O sestir gayeten ulvi, nihayet derece ciddi, hakiki pek samimi hem nihayet munis ve mukni ve bürhanla mücehhezdir. Mükerrer der ki:
Lâ İlahe İllâ Hû…
Şu bürhan-ı münevverde, cihat-ı sittesi şeffaf ki üstünde münakkaştır, müzehher sikke-i i’caz. İçinde parlayan nur-u hidayet der ki:
Lâ İlahe İllâ Hû…
Evet, altında nescolmuş mühefhef mantık ve bürhan, sağında aklı istintak; mürefref her taraf, ezhan “Sadakte” der ki:
Lâ İlahe İllâ Hû…
Yemîn olan şimalinde, eder vicdanı istişhad. Emamında hüsn-ü hayırdır, hedefinde saadettir. Onun miftahıdır her dem ki:
Lâ İlahe İllâ Hû…
Emam olan verasında ona mesned semavîdir ki vahy-i mahz-ı Rabbanî. Bu şeş cihet ziyadardır, burucunda tecellidar ki:
Lâ İlahe İllâ Hû…
Evet vesvese-i sârık, bâvehm-i şüphe-i târık, ne haddi var ki o mârık, girebilsin bu bârık kasra. Hem şârık ki sur sureler şâhik, her kelime bir melek-i nâtık ki:
Lâ İlahe İllâ Hû…
O Kur’an-ı Azîmüşşan nasıl bir bahr-i tevhiddir. Bir tek katre, misal için bir tek Sure-i İhlas, fakat kısa bir tek remzi, nihayetsiz rumuzundan.

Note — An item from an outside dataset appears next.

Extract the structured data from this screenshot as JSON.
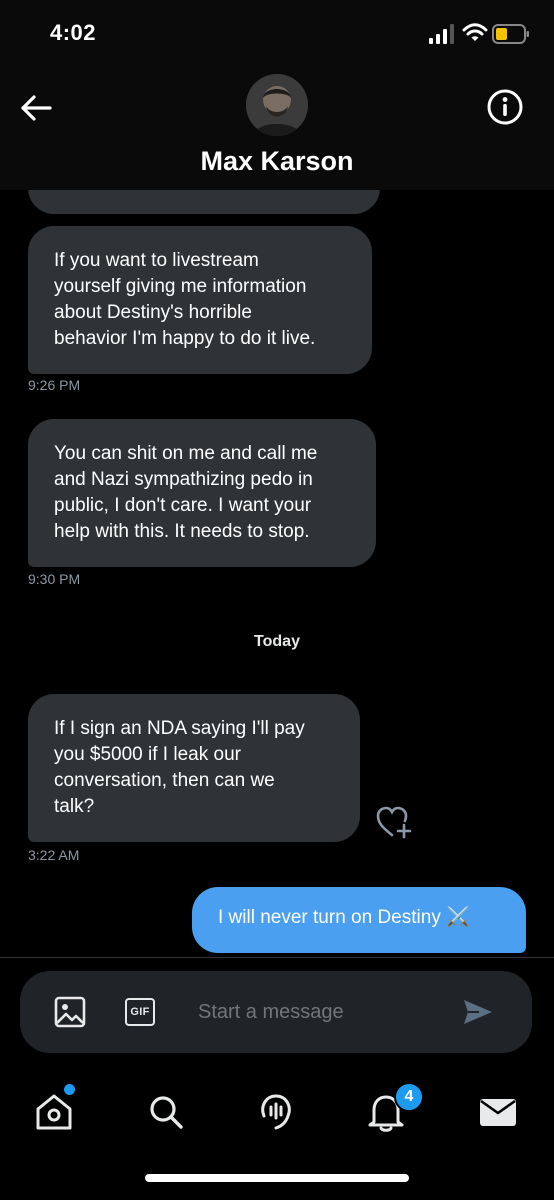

Bütün enva-ı şirki reddeder hem de yedi enva-ı tevhidi eder ispat; üçü menfî, üçü müsbet şu altı cümlede birden:
Birinci cümle: قُلْ هُوَ karinesiz işarettir. Demek ıtlakla tayindir. O tayinde taayyün var. Ey
Lâ Hüve İllâ Hû…
Şu tevhid-i şuhuda bir işarettir. Hakikatbîn nazar tevhide müstağrak olursa der ki:
Lâ Meşhude İllâ Hû…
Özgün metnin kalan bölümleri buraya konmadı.